Operations

Whole Foods lite

The District Market on the University of Washington campus is a far cry from your typical on-campus convenience store.

The recently renovated foodservice facilities on the West Campus of the University of Washington in Seattle, which I had the opportunity to tour this week, are impressive. They include a waitservice restaurant, called Cultivate, that counts among its menu items The Burger, ranked as one of the 20 best burgers in the Puget Sound area. There is a residence dining hall called Local Point that features a demonstration kitchen where Executive Chef Tracey Macrae not only offers a Chef’s Table but also conducts classes for up to 50 people.

But the most impressive element of the renovations that took place over the last three years on West Campus, at least to me, is the District Market at Alder Hall. This is not some glorified convenience market, designed to provide students with some frozen dinners, cereal and snack items and a few varieties of fruit. This is a grocery store more than worthy of the urban neighborhood of which this area of campus is a part.

“This is our first attempt at a full-service grocery store,” says Jeremiah Trammell, who is the administrators for cafes and express markets on the 24,000-student campus. “We modeled it after a Whole Foods or Central Market.”

Although District Market isn’t on the scale of your typical Whole Foods, it does a pretty good job of mimicking the feel and ambiance of one.
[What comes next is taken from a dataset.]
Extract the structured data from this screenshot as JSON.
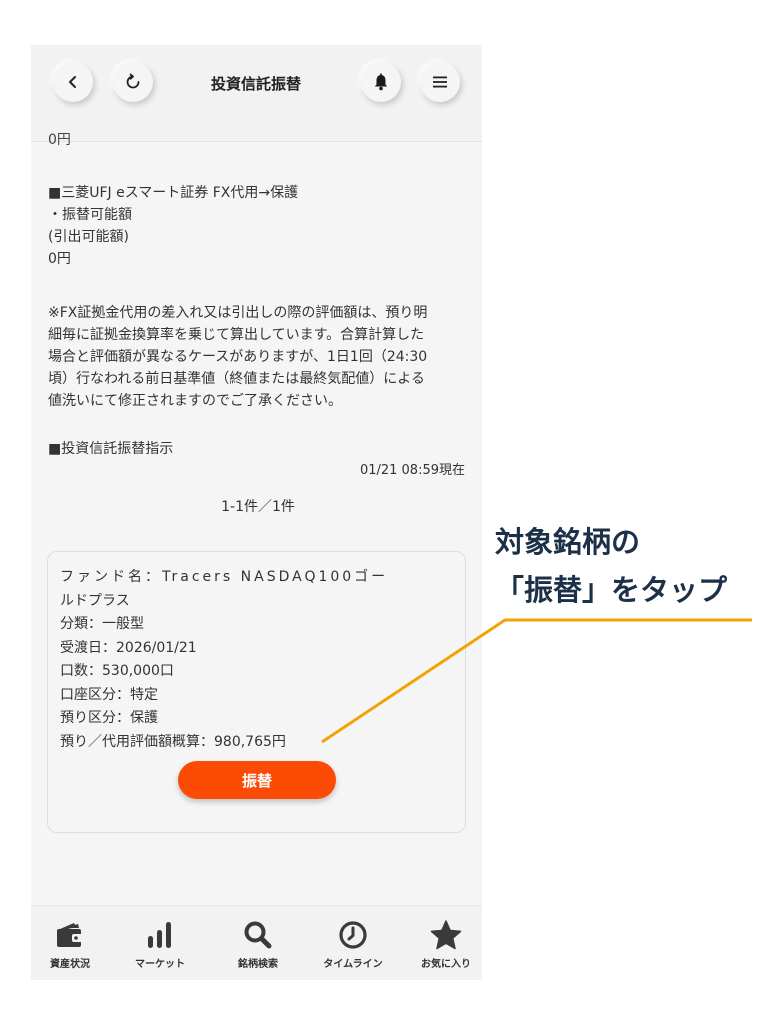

A walk through the store reveals some 5,000 SKUs: breads, cereals, fresh produce, dairy items, frozen foods, a small selection of meats and seafood, and the requisite snack items college kids crave. There is also a full-service deli that features meats sliced to order, as many as 16 composed salads, and a rotating array of hot entrees and sides that are packed to go.

There is even a small housewares section to provide apartment dwellers with some of the kitchen, bed and bath items they might need from time to time.
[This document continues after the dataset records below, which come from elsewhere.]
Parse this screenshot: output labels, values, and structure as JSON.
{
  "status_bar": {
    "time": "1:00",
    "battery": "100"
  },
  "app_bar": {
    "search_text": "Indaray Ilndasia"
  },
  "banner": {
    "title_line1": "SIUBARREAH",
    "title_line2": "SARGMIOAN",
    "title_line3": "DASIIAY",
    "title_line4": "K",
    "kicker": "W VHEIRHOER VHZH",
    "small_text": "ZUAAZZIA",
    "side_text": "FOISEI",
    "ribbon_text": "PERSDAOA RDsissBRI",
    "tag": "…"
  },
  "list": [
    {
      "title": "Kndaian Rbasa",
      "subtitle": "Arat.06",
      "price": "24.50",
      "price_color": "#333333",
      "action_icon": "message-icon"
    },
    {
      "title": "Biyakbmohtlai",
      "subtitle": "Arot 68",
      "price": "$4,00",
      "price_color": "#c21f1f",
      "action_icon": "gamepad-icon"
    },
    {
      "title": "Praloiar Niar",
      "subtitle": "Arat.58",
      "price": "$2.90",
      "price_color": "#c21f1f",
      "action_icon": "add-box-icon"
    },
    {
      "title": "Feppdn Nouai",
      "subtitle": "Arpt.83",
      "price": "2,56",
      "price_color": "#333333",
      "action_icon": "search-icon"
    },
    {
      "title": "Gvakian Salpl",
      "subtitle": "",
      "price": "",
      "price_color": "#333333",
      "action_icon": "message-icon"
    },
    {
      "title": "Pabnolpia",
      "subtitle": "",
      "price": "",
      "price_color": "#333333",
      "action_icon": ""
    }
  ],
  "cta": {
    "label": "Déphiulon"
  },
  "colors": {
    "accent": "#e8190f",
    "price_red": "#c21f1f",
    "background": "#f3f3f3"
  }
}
“About half of our items are things that we may only sell one of a day,” explains Trammell. “But the other half we sell exponentially. We’re busy enough that it’s worth having those one-a-day items.”

How busy is District Market? “On a normal day we do $32,000 to $35,000,” says Trammell. As I watched the line of student customers, at least 25 deep, snake through the store, it wasn’t hard to take Trammell at his word.

As busy as District Market is, things can only get better, he adds. When a nearby residence hall is completed next year, there will be space for another 1,100 students to live on West Campus—and shop at the market.

Inside the District Market space, you’ll also find The Husky Grind, a coffee shop that sells coffee that Housing and Food Service buys and has roasted locally. Husky Grind is an impressive enough operation in its own right, with fair-trade coffees procured from countries such as Guatemala, Honduras, Burundi and Ethiopia. There are even plans for the university to secure its own on-site roaster. But that’s a story for another blog.